The idea is to give an extremely poor family an asset — say a cow or a goat or bees — that can increase its income over time. BRAC is hardly the first group to use this model; another prominent one is Heifer International. But BRAC combines the donation with a mix of services that has proved highly effective — including training and coaching on how to use the asset, cash grants to tide the family over while getting a new enterprise started, and help with health care and education.
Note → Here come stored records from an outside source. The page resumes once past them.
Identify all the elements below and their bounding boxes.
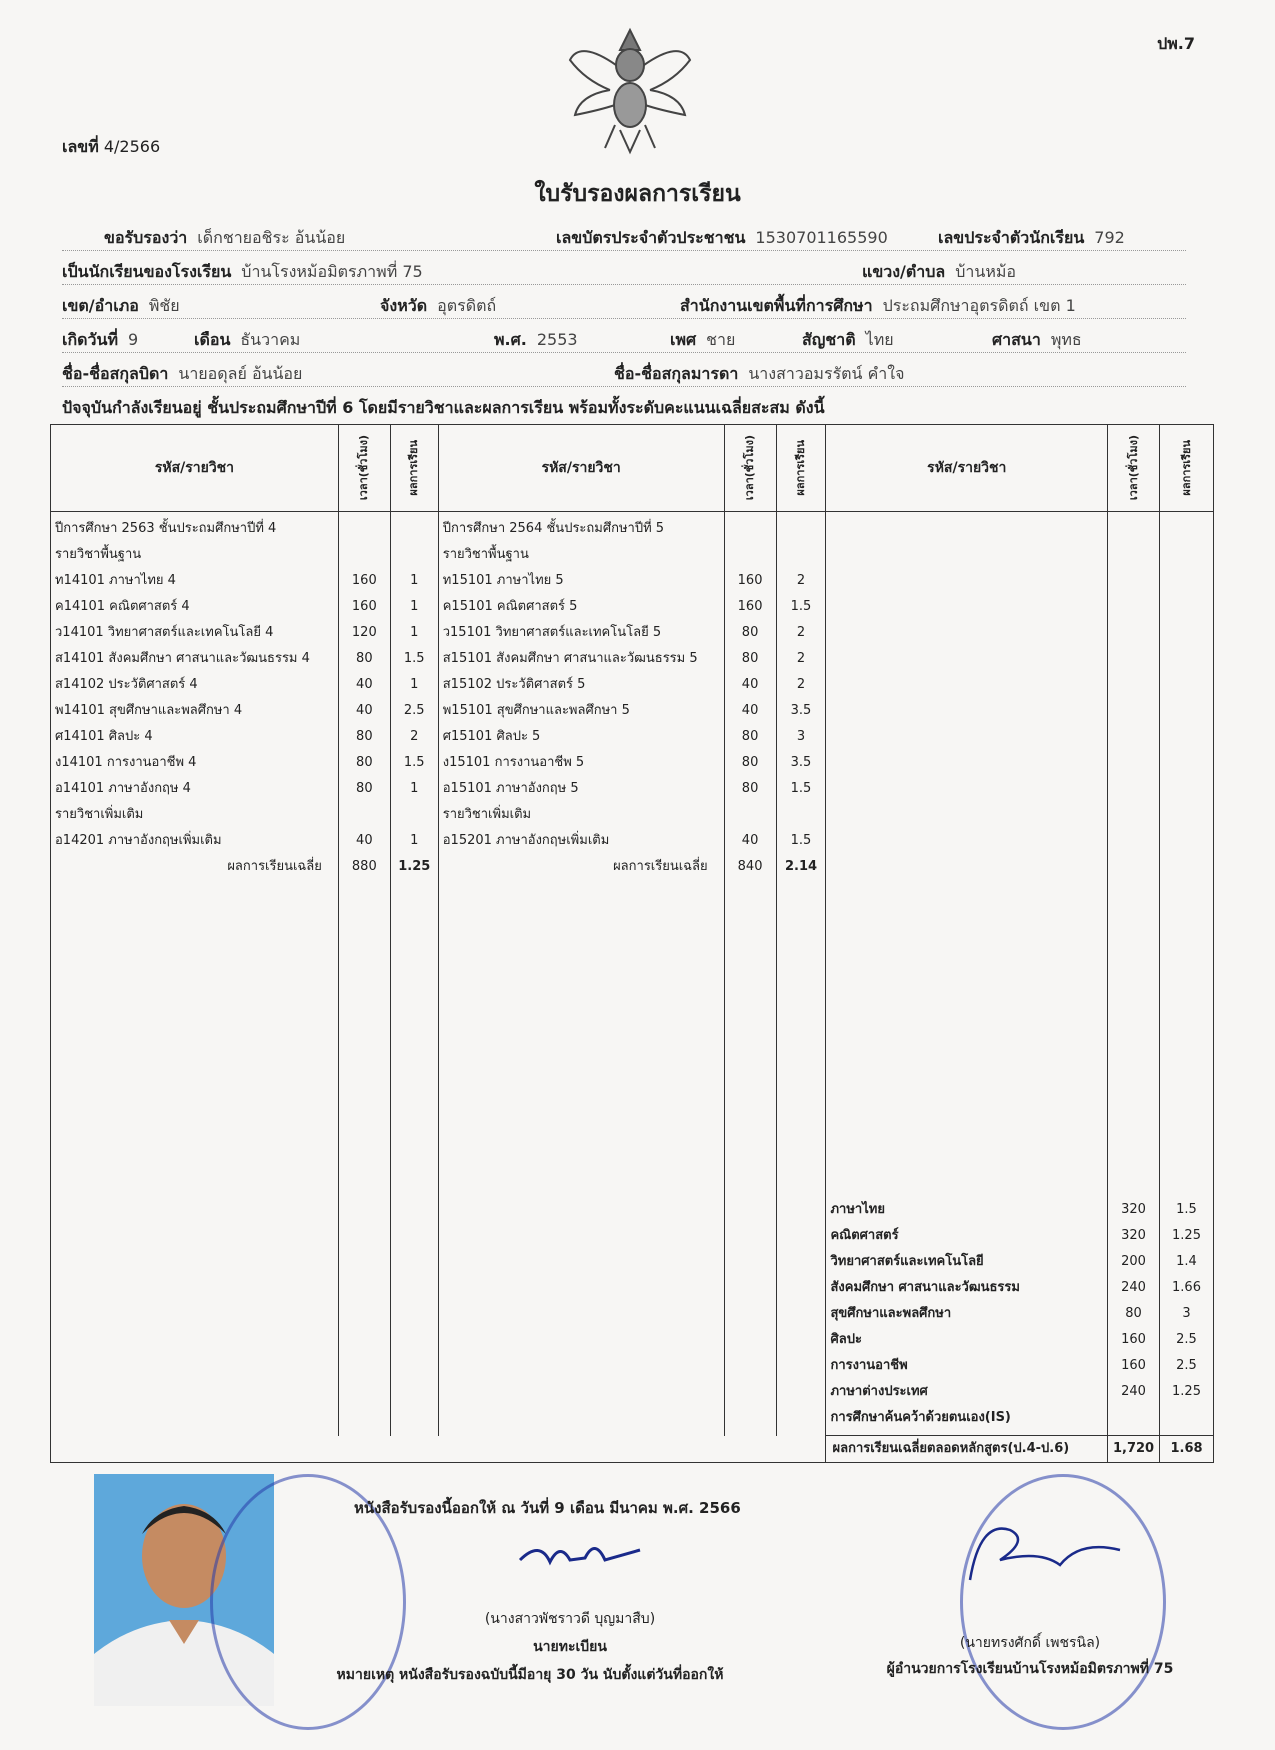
subject-grade: 1.5 bbox=[790, 833, 812, 848]
subject-grade: 1 bbox=[410, 781, 419, 796]
spacer bbox=[729, 542, 772, 568]
garuda-emblem-icon bbox=[560, 20, 700, 158]
subject-grade: 3.5 bbox=[790, 755, 812, 770]
summary-grade: 1.25 bbox=[1172, 1228, 1201, 1243]
info-line-5: ชื่อ-ชื่อสกุลบิดา นายอดุลย์ อ้นน้อย ชื่อ-ชื่อสกุลมารดา นางสาวอมรรัตน์ คำใจ bbox=[62, 356, 1186, 387]
subject-name: ท14101 ภาษาไทย 4 bbox=[55, 573, 176, 588]
subject-name: อ14101 ภาษาอังกฤษ 4 bbox=[55, 781, 191, 796]
subject-hours: 120 bbox=[351, 625, 377, 640]
summary-grade: 1.5 bbox=[1176, 1202, 1197, 1217]
summary-hours bbox=[1112, 1405, 1155, 1431]
summary-subject: ศิลปะ bbox=[830, 1332, 862, 1347]
subject-name: ส14101 สังคมศึกษา ศาสนาและวัฒนธรรม 4 bbox=[55, 651, 310, 666]
subject-hours: 80 bbox=[356, 755, 373, 770]
grades-table bbox=[50, 424, 1214, 1463]
col-header-grade: ผลการเรียน bbox=[390, 425, 438, 512]
citizen-id: 1530701165590 bbox=[755, 228, 888, 247]
subject-hours: 80 bbox=[356, 729, 373, 744]
spacer bbox=[395, 802, 434, 828]
subject-hours: 40 bbox=[741, 703, 759, 718]
registrar-title: นายทะเบียน bbox=[533, 1639, 607, 1655]
summary-subject: ภาษาต่างประเทศ bbox=[830, 1384, 928, 1399]
subject-grade: 1 bbox=[410, 833, 419, 848]
col-header-subject: รหัส/รายวิชา bbox=[438, 425, 724, 512]
subject-name: อ15201 ภาษาอังกฤษเพิ่มเติม bbox=[442, 833, 610, 848]
subject-name: ว14101 วิทยาศาสตร์และเทคโนโลยี 4 bbox=[55, 625, 274, 640]
average-label: ผลการเรียนเฉลี่ย bbox=[227, 859, 322, 874]
final-hours: 1,720 bbox=[1108, 1436, 1160, 1463]
summary-subject: สุขศึกษาและพลศึกษา bbox=[830, 1306, 952, 1321]
summary-hours: 80 bbox=[1125, 1306, 1142, 1321]
summary-subject: ภาษาไทย bbox=[830, 1202, 885, 1217]
subject-hours: 40 bbox=[356, 833, 373, 848]
summary-hours: 160 bbox=[1121, 1332, 1146, 1347]
subject-name: ศ15101 ศิลปะ 5 bbox=[442, 729, 541, 744]
subject-grade: 1 bbox=[410, 677, 419, 692]
subject-grade: 3.5 bbox=[790, 703, 812, 718]
subject-hours: 40 bbox=[356, 703, 373, 718]
info-line-1: ขอรับรองว่า เด็กชายอชิระ อ้นน้อย เลขบัตรประจำตัวประชาชน 1530701165590 เลขประจำตัวนักเรียน 792 bbox=[62, 220, 1186, 251]
subject-name: ท15101 ภาษาไทย 5 bbox=[442, 573, 564, 588]
subject-grade: 1.5 bbox=[403, 651, 425, 666]
subject-name: อ14201 ภาษาอังกฤษเพิ่มเติม bbox=[55, 833, 222, 848]
spacer bbox=[729, 802, 772, 828]
summary-hours: 320 bbox=[1121, 1202, 1146, 1217]
year-heading: ปีการศึกษา 2564 ชั้นประถมศึกษาปีที่ 5 bbox=[442, 521, 665, 536]
average-hours: 880 bbox=[351, 859, 377, 874]
average-hours: 840 bbox=[737, 859, 763, 874]
info-line-2: เป็นนักเรียนของโรงเรียน บ้านโรงหม้อมิตรภาพที่ 75 แขวง/ตำบล บ้านหม้อ bbox=[62, 254, 1186, 285]
subject-hours: 160 bbox=[737, 599, 763, 614]
col-header-grade: ผลการเรียน bbox=[1160, 425, 1214, 512]
col-header-subject: รหัส/รายวิชา bbox=[826, 425, 1108, 512]
subject-grade: 1 bbox=[410, 599, 419, 614]
director-title: ผู้อำนวยการโรงเรียนบ้านโรงหม้อมิตรภาพที่ 75 bbox=[886, 1661, 1174, 1677]
subject-name: ส15101 สังคมศึกษา ศาสนาและวัฒนธรรม 5 bbox=[442, 651, 698, 666]
spacer bbox=[729, 516, 772, 542]
extra-subjects-label: รายวิชาเพิ่มเติม bbox=[442, 807, 532, 822]
subject-name: พ15101 สุขศึกษาและพลศึกษา 5 bbox=[442, 703, 630, 718]
subject-hours: 80 bbox=[741, 781, 759, 796]
summary-grade: 2.5 bbox=[1176, 1358, 1197, 1373]
subject-grade: 1 bbox=[410, 625, 419, 640]
final-average-label: ผลการเรียนเฉลี่ยตลอดหลักสูตร(ป.4-ป.6) bbox=[826, 1436, 1108, 1463]
basic-subjects-label: รายวิชาพื้นฐาน bbox=[55, 547, 142, 562]
summary-grade: 1.25 bbox=[1172, 1384, 1201, 1399]
subject-grade: 2 bbox=[796, 651, 806, 666]
spacer bbox=[395, 542, 434, 568]
page-title: ใบรับรองผลการเรียน bbox=[534, 181, 741, 207]
spacer bbox=[781, 542, 822, 568]
spacer bbox=[343, 516, 386, 542]
info-line-3: เขต/อำเภอ พิชัย จังหวัด อุตรดิตถ์ สำนักงานเขตพื้นที่การศึกษา ประถมศึกษาอุตรดิตถ์ เขต 1 bbox=[62, 288, 1186, 319]
col-header-hours: เวลา(ชั่วโมง) bbox=[338, 425, 390, 512]
summary-grade: 1.4 bbox=[1176, 1254, 1197, 1269]
subject-grade: 2 bbox=[796, 573, 806, 588]
subject-grade: 2 bbox=[410, 729, 419, 744]
subject-hours: 40 bbox=[741, 833, 759, 848]
subject-hours: 80 bbox=[741, 625, 759, 640]
subject-name: ส14102 ประวัติศาสตร์ 4 bbox=[55, 677, 198, 692]
validity-note: หมายเหตุ หนังสือรับรองฉบับนี้มีอายุ 30 วัน นับตั้งแต่วันที่ออกให้ bbox=[336, 1667, 724, 1683]
director-name: (นายทรงศักดิ์ เพชรนิล) bbox=[959, 1635, 1101, 1651]
form-code: ปพ.7 bbox=[1157, 34, 1195, 53]
spacer bbox=[781, 802, 822, 828]
subject-grade: 2 bbox=[796, 677, 806, 692]
subject-name: ส15102 ประวัติศาสตร์ 5 bbox=[442, 677, 586, 692]
summary-hours: 200 bbox=[1121, 1254, 1146, 1269]
subject-hours: 160 bbox=[737, 573, 763, 588]
subject-hours: 160 bbox=[351, 573, 377, 588]
subject-hours: 80 bbox=[741, 755, 759, 770]
summary-hours: 240 bbox=[1121, 1384, 1146, 1399]
year1-hours bbox=[339, 512, 390, 884]
intro-text: ปัจจุบันกำลังเรียนอยู่ ชั้นประถมศึกษาปีที่ 6 โดยมีรายวิชาและผลการเรียน พร้อมทั้งระดับคะแนนเฉลี่ยสะสม ดังนี้ bbox=[62, 398, 825, 417]
summary-subject: การศึกษาค้นคว้าด้วยตนเอง(IS) bbox=[830, 1410, 1011, 1425]
subject-hours: 80 bbox=[741, 651, 759, 666]
summary-grades bbox=[1160, 1193, 1213, 1435]
subject-grade: 1.5 bbox=[403, 755, 425, 770]
spacer bbox=[343, 542, 386, 568]
col-header-subject: รหัส/รายวิชา bbox=[51, 425, 339, 512]
subject-hours: 40 bbox=[741, 677, 759, 692]
summary-hours bbox=[1108, 1193, 1159, 1435]
subject-name: ค14101 คณิตศาสตร์ 4 bbox=[55, 599, 190, 614]
average-label: ผลการเรียนเฉลี่ย bbox=[613, 859, 708, 874]
summary-subjects bbox=[826, 1193, 1107, 1435]
subject-name: พ14101 สุขศึกษาและพลศึกษา 4 bbox=[55, 703, 243, 718]
subject-hours: 80 bbox=[356, 651, 373, 666]
summary-hours: 240 bbox=[1121, 1280, 1146, 1295]
summary-grade: 1.66 bbox=[1172, 1280, 1201, 1295]
summary-hours: 320 bbox=[1121, 1228, 1146, 1243]
spacer bbox=[781, 516, 822, 542]
subject-hours: 80 bbox=[741, 729, 759, 744]
col-header-hours: เวลา(ชั่วโมง) bbox=[1108, 425, 1160, 512]
student-name: เด็กชายอชิระ อ้นน้อย bbox=[197, 228, 346, 247]
subject-name: ศ14101 ศิลปะ 4 bbox=[55, 729, 153, 744]
summary-subject: คณิตศาสตร์ bbox=[830, 1228, 899, 1243]
school-name: บ้านโรงหม้อมิตรภาพที่ 75 bbox=[241, 262, 423, 281]
subject-hours: 160 bbox=[351, 599, 377, 614]
average-grade: 2.14 bbox=[784, 859, 818, 874]
subject-name: อ15101 ภาษาอังกฤษ 5 bbox=[442, 781, 579, 796]
year-heading: ปีการศึกษา 2563 ชั้นประถมศึกษาปีที่ 4 bbox=[55, 521, 277, 536]
summary-grade: 2.5 bbox=[1176, 1332, 1197, 1347]
info-line-4: เกิดวันที่ 9 เดือน ธันวาคม พ.ศ. 2553 เพศ ชาย สัญชาติ ไทย ศาสนา พุทธ bbox=[62, 322, 1186, 353]
summary-subject: การงานอาชีพ bbox=[830, 1358, 908, 1373]
basic-subjects-label: รายวิชาพื้นฐาน bbox=[442, 547, 529, 562]
spacer bbox=[343, 802, 386, 828]
subject-grade: 2 bbox=[796, 625, 806, 640]
summary-subject: วิทยาศาสตร์และเทคโนโลยี bbox=[830, 1254, 984, 1269]
director-signature-icon bbox=[950, 1510, 1140, 1600]
subject-grade: 1.5 bbox=[790, 781, 812, 796]
year2-grades bbox=[777, 512, 826, 884]
col-header-hours: เวลา(ชั่วโมง) bbox=[724, 425, 776, 512]
issue-date-text: หนังสือรับรองนี้ออกให้ ณ วันที่ 9 เดือน มีนาคม พ.ศ. 2566 bbox=[354, 1499, 741, 1517]
year1-grades bbox=[391, 512, 438, 884]
student-id: 792 bbox=[1094, 228, 1125, 247]
subject-name: ค15101 คณิตศาสตร์ 5 bbox=[442, 599, 578, 614]
subject-name: ว15101 วิทยาศาสตร์และเทคโนโลยี 5 bbox=[442, 625, 662, 640]
subject-hours: 80 bbox=[356, 781, 373, 796]
col-header-grade: ผลการเรียน bbox=[776, 425, 826, 512]
extra-subjects-label: รายวิชาเพิ่มเติม bbox=[55, 807, 144, 822]
subject-hours: 40 bbox=[356, 677, 373, 692]
year2-subjects bbox=[439, 512, 724, 884]
registrar-signature-icon bbox=[510, 1530, 650, 1580]
summary-hours: 160 bbox=[1121, 1358, 1146, 1373]
subject-grade: 3 bbox=[796, 729, 806, 744]
spacer bbox=[395, 516, 434, 542]
summary-grade bbox=[1164, 1405, 1209, 1431]
subject-grade: 1 bbox=[410, 573, 419, 588]
summary-subject: สังคมศึกษา ศาสนาและวัฒนธรรม bbox=[830, 1280, 1020, 1295]
document-number: เลขที่ 4/2566 bbox=[62, 137, 161, 156]
year1-subjects bbox=[51, 512, 338, 884]
subject-name: ง15101 การงานอาชีพ 5 bbox=[442, 755, 585, 770]
year2-hours bbox=[725, 512, 776, 884]
subject-grade: 1.5 bbox=[790, 599, 812, 614]
registrar-name: (นางสาวพัชราวดี บุญมาสืบ) bbox=[484, 1611, 656, 1627]
average-grade: 1.25 bbox=[398, 859, 431, 874]
subject-grade: 2.5 bbox=[403, 703, 425, 718]
final-grade: 1.68 bbox=[1160, 1436, 1214, 1463]
summary-grade: 3 bbox=[1182, 1306, 1191, 1321]
subject-name: ง14101 การงานอาชีพ 4 bbox=[55, 755, 197, 770]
Over time, the organization also vastly expanded its reach to countries beyond Bangladesh — renaming itself once more as just "BRAC." Today its graduation model is one of the few whose effectiveness has been established through rigorous testing using randomized controlled trials, meaning researchers compared the income and well-being of people served by the graduation program with otherwise similar people who did not.
Last May, for instance, Science published the findings of a major randomized trial studying more than 10,000 people in six countries. In five of those countries, those who got assistance modeled on BRAC's graduation program made a little more money, had more to eat and had better mental health than those who did not a year after the program was over. (It's worth noting that the improvement in incomes and food consumption together was not huge — on average a 5 percent boost).
A more recent evaluation, released late last year by researchers at the London School of Economics and supported with funding from BRAC, analyzed the impact of a graduation program directly administered by BRAC for nearly 7,000 ultra-poor families in Bangladesh. Those results were even more impressive: Four years later their incomes were 37 percent higher than in the control group. And the impact seven years on was at least as large.
Abed hopes more NGOs and governments adopt the graduation model. BRAC has published a detailed guide and "tool kit" to help others create their own versions of the program. And it has hosted visitors from the governments of Tanzania and Kenya as well as officials from the United Nations who are interested in learning more.
But most important, says Abed, will be to find ways to reduce the cost of BRAC's graduation model. Right now it's about $500 per family in Bangladesh. "I think many people in government are going to look for answers that are slightly cheaper," he says. So BRAC plans to spend the next several years studying the impact of expense-cutting measures: What happens if you reduce the number of visits by the coach who teaches the family how to get income from its cow, for example?
"The question is, what is the trade-off?" he says. "Suppose eliminating costs by half makes the success rate go down by 10 percent. Well, that might be worth taking."
But if this makes Abed sound like a pragmatist, he insists he's as idealistic — and optimistic — as ever about the chances for lifting the poorest out of misery. After all, he says, he only needs to think back to how things looked in Bangladesh in 1970. "I've seen such major changes. I don't ever despair."